SpeechLion accepts various commands spoken by the user which produce fake keyboard and mouse actions on the desktop. Because of this, SpeechLion can in theory perform any actions a user sitting at the keyboard can. This does not require any modification of the application programs being controlled.
While SpeechLion's lowest-level keyboard and mouse commands are useful for ad-hoc circumstances, a usable speech application needs customized commands for various applications. For example, to switch to the next window, the user could say "key alt tab" and SpeechLion would generate the alt-tab key sequence, which would cause the windowing system to bring the next window to the foreground. However, it is much easier for the user to say "next window" for that action. An even better example is Emacs: saying "key control x-ray, key control foxtrot" to open a file is much more tedious than simply "open file".
SpeechLion runs from its main directory with the following command:
Place your mouse pointer in your Firefox window and speak the following commands. Be sure to leave a short pause in between to allow them to be recognized and acted upon by your browser:
- "browse google"
- "show help"
- "new tab"
- "browse slashdot"
- "page down"
- "browse yahoo"
- "scroll down"
- "close tab"
Hover your mouse pointer over a link and say "mouse click". Let go of your mouse and say "mouse down". Put your mouse in a text entry box and say "key alpha". Now try "key back space".
The grammar files themselves are the best documentation. They are in JSGF (Java Speech Grammar Format). At any time, you may say "show help" or "display help" and SpeechLion will display a random set of example sentences that are valid in the current mode. It is not an exhaustive list.
There are several modes available. Each mode is entered by saying its name followed by mode. For example, "command mode", "spelling mode". The exception is off mode, which is entered by saying "microphone off". To return to command mode from microphone mode, say "microphone on".
- command mode - the workhorse mode, all commands available, including browsing commands. Emacs commands are not available.
- emacs mode - similar to command mode, but emacs commands are available instead of browsing commands.
- shell mode - provides some additional commands for use of the Unix shell.
- spelling mode - great for spelling words quickly
- mousing mode - faster multiple mouse commands
- off mode (microphone off) - limited recognition, goes back to command mode when "microphone on" is said
- dictation mode - not implemented yet
Displays helpful representative list of possible sentences that can be recognized in the current mode.
- show help
- display help
Examples of the browser grammar:
- browse google
- scroll up
- scroll down
- page up
- new tab
- close tab
Examples of the windows grammar:
- next window
- previous window
- minimize window
- close window
Examples of the emacs grammar:
- open file
- save file
- kill word
- kill line
- line up
- line down
- page up
- page down
Examples of the shell grammar:
- long directory
- dot dot
These are examples from the keys grammar:
- key alpha -> a
- key shift alpha -> A
- key up -> up arrow
- key alt tab -> alt-tab
- key control charlie -> ctrl-c
- spell capital bravo oscar x-ray -> Box
For each key command, a single logical keypress is generated which may consist of several modifiers and a normal key.

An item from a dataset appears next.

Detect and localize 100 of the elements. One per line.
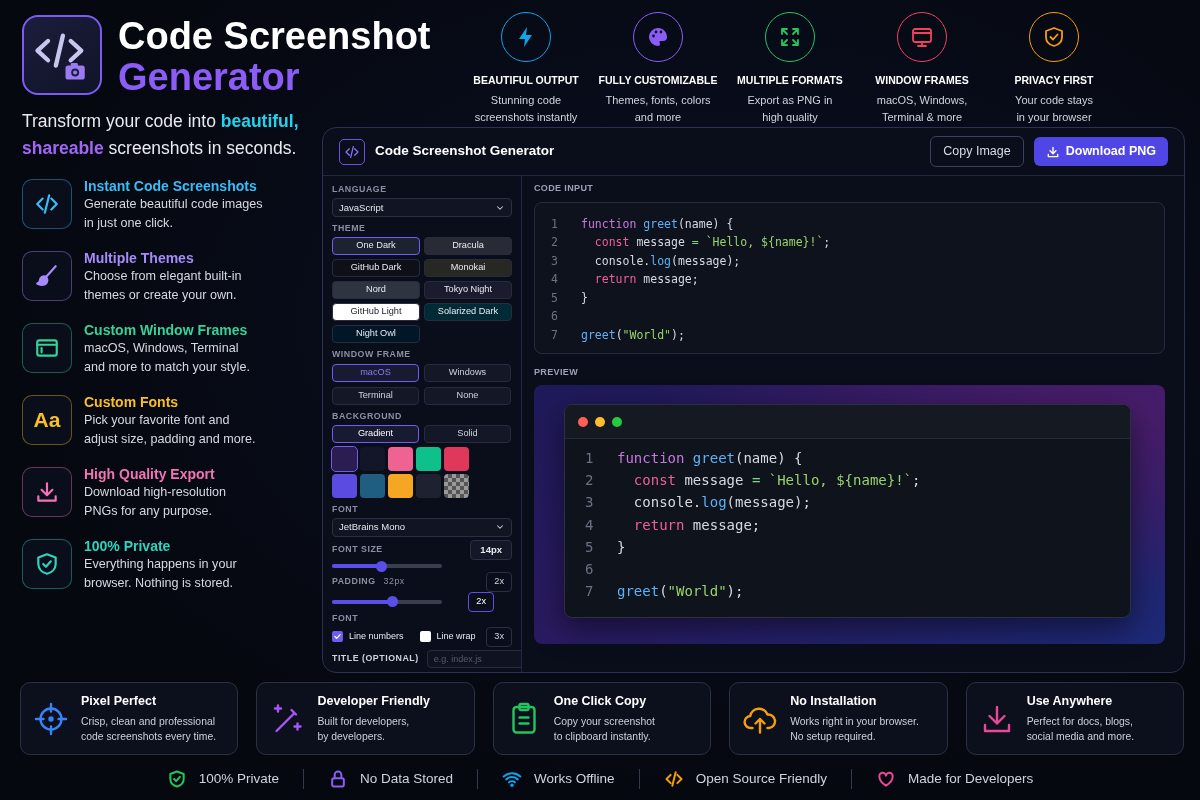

For each spell command, an entire list of alphabetic and whitespace keys may be given, in addition to a "capital" modifier for any of them.
As is apparent, SpeechLion uses the NATO Phonetic Alphabet for specifying alphabet characters. This is much more accurate than trying to recognize the difference between "m" and "n". SpeechLion can also recognize the standard letter names, though this has a price in accuracy since many letters sound similar.
Spelling mode allows the same letters as the "spell" command, but "spell" is not needed. It is convenient for spelling names, etc.
These are examples from the mouse grammar:
- mouse click -> left button click
- mouse right click -> right button click
- mouse double click -> double click left button
- mouse up -> move pointer up 15 pixels
- mouse north -> move pointer up 15 pixels
- mouse southeast -> move pointer diagonally 15 pixels
- mouse press -> left button click (useful for dragging)
- mouse right release -> right button release (end drag)
- mouse scroll up -> scroll wheel up (away from user)
- mouse scroll down -> scroll wheel down (toward user)
Mousing mode allows a sequence of mouse commands to be given without the "mouse" prefix.
- volume up
- volume down
- volume mute
- volume unmute
- ssh server
- ssh theater
Say "repeat n" where n is a number from 2 to 9. Then the next command will be repeated that many times. This is mainly useful for repeated keys or larger mouse movements.
TTS Grammar (Acknowledgements)
Say "acknowledge off" to turn off spoken acknowledgements via the FreeTTS text-to-speech synthesizer.
Say "acknowledge on" to turn spoken acknowledgements back on.